Another striking example proving that price gouging is a bad thing is the sharp rise in prices of necessary items, including items produced by pharmaceutical industries. Let us take a real-life example: “The drug, called Daraprim, was acquired in August by Turing Pharmaceuticals, which immediately raised the price to $750 a tablet from $13.50, bringing the annual cost of treatment for some patients to hundreds of thousands of dollars” (Pollack, "Drug Goes From $13.50 a Tablet to $750, Overnight”). Obviously, Daraprim price increase is not the only one and isolated cases of price gouging in the pharmaceutical industry. Chief executives and managing directors of pharmaceutical companies and corporations, state with one accord that they raise prices in order to stay afloat, but not to gouge patients, which is obviously not the reality. Nevertheless, price gouging in this sector might “force hospitals to use alternative therapies that may not have the same efficacy” (Pollack, "Drug Goes From $13.50 a Tablet to $750, Overnight”).

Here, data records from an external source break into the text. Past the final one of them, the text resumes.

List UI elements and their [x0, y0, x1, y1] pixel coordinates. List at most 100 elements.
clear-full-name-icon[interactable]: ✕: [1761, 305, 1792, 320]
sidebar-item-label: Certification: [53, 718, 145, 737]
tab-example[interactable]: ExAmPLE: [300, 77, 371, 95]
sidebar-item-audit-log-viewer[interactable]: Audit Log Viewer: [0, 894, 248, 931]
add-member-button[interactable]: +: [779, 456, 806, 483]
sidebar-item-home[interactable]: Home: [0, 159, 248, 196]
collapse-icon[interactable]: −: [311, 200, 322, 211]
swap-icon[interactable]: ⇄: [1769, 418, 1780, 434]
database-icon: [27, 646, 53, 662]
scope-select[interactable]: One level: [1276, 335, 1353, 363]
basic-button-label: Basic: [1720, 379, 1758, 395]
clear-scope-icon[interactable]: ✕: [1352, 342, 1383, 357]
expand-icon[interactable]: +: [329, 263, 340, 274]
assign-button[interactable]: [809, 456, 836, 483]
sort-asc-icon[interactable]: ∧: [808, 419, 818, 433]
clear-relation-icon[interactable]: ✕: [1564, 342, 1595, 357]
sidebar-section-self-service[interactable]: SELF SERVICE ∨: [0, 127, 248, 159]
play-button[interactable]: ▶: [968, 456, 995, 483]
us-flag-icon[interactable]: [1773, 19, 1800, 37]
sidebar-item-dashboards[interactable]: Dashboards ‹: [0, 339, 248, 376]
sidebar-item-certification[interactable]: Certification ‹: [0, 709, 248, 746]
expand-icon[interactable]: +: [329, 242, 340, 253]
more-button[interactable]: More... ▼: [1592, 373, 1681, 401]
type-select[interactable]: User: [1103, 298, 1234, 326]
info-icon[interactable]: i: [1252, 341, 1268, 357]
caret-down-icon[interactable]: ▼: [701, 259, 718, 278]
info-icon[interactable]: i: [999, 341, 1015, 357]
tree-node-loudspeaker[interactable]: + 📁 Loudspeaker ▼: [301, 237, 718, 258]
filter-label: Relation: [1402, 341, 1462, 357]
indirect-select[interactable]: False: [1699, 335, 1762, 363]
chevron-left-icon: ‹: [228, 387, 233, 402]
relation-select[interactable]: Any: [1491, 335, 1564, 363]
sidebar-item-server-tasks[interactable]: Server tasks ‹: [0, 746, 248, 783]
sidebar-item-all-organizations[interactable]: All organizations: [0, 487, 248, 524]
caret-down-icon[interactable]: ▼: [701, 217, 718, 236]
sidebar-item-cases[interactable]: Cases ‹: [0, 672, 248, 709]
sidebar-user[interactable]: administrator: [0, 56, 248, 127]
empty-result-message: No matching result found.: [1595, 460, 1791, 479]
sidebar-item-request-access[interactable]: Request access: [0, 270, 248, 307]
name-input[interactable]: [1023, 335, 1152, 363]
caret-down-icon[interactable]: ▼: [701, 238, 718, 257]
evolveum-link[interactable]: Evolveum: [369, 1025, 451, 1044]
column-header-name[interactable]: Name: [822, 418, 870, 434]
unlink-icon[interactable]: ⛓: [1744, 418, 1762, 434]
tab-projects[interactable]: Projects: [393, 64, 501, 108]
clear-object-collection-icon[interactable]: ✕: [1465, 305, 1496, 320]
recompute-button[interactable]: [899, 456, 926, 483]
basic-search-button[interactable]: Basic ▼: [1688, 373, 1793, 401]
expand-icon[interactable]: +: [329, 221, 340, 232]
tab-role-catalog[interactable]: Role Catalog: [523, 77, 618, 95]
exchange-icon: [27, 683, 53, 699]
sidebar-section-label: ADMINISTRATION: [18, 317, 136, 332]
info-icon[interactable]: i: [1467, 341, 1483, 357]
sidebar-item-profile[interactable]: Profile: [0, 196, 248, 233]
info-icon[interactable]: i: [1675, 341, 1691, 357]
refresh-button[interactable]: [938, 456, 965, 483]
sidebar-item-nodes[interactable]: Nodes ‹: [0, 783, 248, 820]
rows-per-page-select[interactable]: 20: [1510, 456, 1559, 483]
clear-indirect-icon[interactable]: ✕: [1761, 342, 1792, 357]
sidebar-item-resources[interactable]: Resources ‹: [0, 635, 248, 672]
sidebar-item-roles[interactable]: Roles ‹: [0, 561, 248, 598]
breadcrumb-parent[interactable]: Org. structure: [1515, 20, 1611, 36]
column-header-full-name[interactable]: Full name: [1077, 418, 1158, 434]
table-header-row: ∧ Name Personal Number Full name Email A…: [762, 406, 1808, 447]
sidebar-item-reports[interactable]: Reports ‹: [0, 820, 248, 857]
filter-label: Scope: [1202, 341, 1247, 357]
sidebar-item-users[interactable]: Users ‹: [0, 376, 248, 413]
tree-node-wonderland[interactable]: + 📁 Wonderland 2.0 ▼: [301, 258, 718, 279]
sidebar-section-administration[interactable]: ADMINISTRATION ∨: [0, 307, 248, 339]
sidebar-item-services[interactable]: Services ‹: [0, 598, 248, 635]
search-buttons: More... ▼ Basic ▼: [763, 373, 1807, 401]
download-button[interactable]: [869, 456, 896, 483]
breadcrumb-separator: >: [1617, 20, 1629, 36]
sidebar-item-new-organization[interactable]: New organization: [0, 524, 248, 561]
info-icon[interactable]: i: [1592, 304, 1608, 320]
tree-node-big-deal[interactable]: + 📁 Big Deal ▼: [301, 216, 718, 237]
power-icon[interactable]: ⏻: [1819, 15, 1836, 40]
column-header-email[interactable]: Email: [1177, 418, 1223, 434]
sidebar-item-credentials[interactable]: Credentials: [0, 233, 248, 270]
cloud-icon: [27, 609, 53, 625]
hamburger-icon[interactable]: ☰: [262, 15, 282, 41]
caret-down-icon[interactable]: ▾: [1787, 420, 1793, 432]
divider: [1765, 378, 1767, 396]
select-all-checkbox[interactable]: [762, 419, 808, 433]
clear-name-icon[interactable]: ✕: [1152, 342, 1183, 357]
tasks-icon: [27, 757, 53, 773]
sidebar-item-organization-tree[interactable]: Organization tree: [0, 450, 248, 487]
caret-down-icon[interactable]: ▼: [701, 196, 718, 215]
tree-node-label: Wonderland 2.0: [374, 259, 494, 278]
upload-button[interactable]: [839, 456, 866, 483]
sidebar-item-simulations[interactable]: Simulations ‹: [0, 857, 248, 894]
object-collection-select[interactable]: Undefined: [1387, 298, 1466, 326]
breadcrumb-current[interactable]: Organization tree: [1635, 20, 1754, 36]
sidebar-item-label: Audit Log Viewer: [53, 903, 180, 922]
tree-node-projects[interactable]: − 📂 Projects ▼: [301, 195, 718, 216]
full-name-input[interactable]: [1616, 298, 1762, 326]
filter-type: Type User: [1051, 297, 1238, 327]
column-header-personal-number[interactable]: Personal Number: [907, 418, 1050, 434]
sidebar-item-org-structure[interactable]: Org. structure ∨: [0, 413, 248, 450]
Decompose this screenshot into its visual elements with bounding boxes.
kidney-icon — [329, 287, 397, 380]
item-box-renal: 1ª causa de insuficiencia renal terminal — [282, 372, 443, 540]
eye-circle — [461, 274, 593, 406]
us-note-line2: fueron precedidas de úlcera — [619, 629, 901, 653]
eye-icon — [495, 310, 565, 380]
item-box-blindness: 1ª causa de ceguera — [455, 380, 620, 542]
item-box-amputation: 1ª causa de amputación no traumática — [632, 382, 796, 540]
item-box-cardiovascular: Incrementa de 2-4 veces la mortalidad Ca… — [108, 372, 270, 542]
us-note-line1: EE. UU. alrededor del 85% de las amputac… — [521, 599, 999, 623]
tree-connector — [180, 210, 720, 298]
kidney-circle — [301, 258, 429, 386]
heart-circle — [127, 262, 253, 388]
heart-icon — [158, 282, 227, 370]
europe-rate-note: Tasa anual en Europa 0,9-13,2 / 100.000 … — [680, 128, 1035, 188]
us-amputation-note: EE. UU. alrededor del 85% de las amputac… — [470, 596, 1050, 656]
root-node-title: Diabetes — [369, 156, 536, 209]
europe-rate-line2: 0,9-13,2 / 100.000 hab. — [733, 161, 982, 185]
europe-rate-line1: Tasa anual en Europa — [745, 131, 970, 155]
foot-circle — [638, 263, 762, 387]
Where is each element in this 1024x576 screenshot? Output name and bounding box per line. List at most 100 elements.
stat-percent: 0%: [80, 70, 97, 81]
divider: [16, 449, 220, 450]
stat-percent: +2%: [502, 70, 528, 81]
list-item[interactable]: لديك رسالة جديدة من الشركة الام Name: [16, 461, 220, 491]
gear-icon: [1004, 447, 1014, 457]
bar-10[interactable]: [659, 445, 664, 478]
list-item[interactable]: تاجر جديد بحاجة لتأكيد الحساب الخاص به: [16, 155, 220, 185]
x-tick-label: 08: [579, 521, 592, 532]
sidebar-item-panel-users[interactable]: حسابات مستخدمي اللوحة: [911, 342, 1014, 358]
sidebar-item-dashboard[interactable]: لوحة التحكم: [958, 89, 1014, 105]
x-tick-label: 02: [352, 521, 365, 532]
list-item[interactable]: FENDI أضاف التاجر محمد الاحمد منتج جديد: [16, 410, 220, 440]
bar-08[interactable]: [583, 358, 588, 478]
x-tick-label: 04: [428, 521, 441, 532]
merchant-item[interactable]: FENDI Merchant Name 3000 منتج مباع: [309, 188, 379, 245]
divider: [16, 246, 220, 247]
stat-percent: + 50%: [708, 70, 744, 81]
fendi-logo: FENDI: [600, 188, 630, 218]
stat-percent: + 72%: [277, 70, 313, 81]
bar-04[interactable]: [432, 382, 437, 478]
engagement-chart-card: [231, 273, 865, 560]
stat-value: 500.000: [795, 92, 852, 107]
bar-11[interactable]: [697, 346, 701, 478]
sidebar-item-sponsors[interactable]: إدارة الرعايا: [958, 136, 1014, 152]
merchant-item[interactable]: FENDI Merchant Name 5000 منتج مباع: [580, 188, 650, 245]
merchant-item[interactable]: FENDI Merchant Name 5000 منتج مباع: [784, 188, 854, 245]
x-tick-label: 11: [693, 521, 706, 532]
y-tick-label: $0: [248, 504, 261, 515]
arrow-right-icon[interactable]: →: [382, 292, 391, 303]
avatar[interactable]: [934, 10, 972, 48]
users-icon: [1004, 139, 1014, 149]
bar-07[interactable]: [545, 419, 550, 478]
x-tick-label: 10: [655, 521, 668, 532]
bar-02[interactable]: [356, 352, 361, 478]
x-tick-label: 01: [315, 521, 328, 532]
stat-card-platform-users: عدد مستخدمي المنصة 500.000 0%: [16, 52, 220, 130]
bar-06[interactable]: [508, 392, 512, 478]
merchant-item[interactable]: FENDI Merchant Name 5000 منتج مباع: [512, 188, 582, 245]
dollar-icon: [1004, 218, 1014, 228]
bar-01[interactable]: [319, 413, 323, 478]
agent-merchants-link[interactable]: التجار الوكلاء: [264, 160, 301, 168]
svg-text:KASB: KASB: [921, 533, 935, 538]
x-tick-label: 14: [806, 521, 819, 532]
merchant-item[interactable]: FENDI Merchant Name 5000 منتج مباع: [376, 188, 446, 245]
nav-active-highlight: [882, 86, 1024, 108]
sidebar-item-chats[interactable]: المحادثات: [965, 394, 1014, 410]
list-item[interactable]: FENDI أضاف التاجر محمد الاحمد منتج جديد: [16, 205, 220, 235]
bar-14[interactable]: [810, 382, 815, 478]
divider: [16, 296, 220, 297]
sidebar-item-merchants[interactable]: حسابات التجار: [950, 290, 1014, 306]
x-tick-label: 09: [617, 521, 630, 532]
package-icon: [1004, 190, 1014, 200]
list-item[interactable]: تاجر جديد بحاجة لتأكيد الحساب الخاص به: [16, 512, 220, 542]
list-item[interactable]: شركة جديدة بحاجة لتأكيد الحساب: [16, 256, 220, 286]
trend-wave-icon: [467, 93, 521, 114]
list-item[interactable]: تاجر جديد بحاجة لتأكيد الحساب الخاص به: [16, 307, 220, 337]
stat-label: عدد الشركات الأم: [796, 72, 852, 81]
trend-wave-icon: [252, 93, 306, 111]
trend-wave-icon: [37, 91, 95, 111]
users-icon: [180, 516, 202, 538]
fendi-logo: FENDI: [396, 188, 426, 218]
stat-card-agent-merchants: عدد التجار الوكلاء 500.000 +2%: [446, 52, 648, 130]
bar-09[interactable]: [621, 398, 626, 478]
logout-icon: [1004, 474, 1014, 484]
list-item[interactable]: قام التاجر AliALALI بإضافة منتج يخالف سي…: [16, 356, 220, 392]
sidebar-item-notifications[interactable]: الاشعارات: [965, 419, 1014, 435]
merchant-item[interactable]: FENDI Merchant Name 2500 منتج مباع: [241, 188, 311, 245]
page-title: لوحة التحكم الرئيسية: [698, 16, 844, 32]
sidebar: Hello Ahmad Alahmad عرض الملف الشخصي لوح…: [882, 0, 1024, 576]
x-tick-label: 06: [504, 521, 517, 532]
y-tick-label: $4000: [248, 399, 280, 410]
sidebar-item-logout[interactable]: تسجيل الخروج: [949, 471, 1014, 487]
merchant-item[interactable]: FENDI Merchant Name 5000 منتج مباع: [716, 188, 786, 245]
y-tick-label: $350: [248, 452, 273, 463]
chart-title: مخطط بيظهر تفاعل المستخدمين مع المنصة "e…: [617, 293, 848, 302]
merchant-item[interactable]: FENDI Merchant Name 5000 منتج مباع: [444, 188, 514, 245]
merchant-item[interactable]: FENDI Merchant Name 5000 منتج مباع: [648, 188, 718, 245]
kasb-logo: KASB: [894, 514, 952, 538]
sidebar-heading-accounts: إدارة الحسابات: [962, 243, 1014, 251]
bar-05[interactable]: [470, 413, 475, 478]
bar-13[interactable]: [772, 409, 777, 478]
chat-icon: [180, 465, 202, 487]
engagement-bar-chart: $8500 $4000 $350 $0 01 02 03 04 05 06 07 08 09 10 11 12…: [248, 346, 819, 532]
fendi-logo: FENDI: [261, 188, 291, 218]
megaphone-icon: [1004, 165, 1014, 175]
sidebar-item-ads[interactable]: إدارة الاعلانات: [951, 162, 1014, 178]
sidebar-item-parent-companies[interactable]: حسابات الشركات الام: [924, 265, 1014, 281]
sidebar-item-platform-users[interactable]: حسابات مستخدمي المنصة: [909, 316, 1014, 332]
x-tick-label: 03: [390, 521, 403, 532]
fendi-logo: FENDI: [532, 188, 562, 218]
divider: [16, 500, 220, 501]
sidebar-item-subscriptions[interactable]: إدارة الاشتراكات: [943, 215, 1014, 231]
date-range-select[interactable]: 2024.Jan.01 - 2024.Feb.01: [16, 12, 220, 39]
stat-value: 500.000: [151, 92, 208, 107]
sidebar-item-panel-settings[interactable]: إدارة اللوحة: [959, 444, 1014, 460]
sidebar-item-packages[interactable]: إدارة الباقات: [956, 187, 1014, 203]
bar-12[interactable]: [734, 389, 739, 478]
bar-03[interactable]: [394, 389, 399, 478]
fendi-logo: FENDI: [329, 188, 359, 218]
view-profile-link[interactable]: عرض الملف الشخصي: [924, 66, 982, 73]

Price gouging may be acceptable when applied to luxury products and other top-end goods as in this case it does not hurt the majority of ordinary customers who normally do not purchase such goods. In the meantime, people who normally buy luxury goods, realize that they have to pay more for what they get.
Works Cited
Pollack, Andrew. "Drug Goes From $13.50 a Tablet to $750, Overnight." The New York Times. The New York Times, 20 Sept. 2015. Web. 6 Jan. 2016. <http://www.nytimes.com/2015/09/21/business/a-huge-overnight-increase-in-a-drugs-price-raises-protests.html?_r=0>.
Zwolinski, Matt. "The Ethics of Price Gouging." Business Ethics Quarterly 18.3 (2008): 347-78. Print.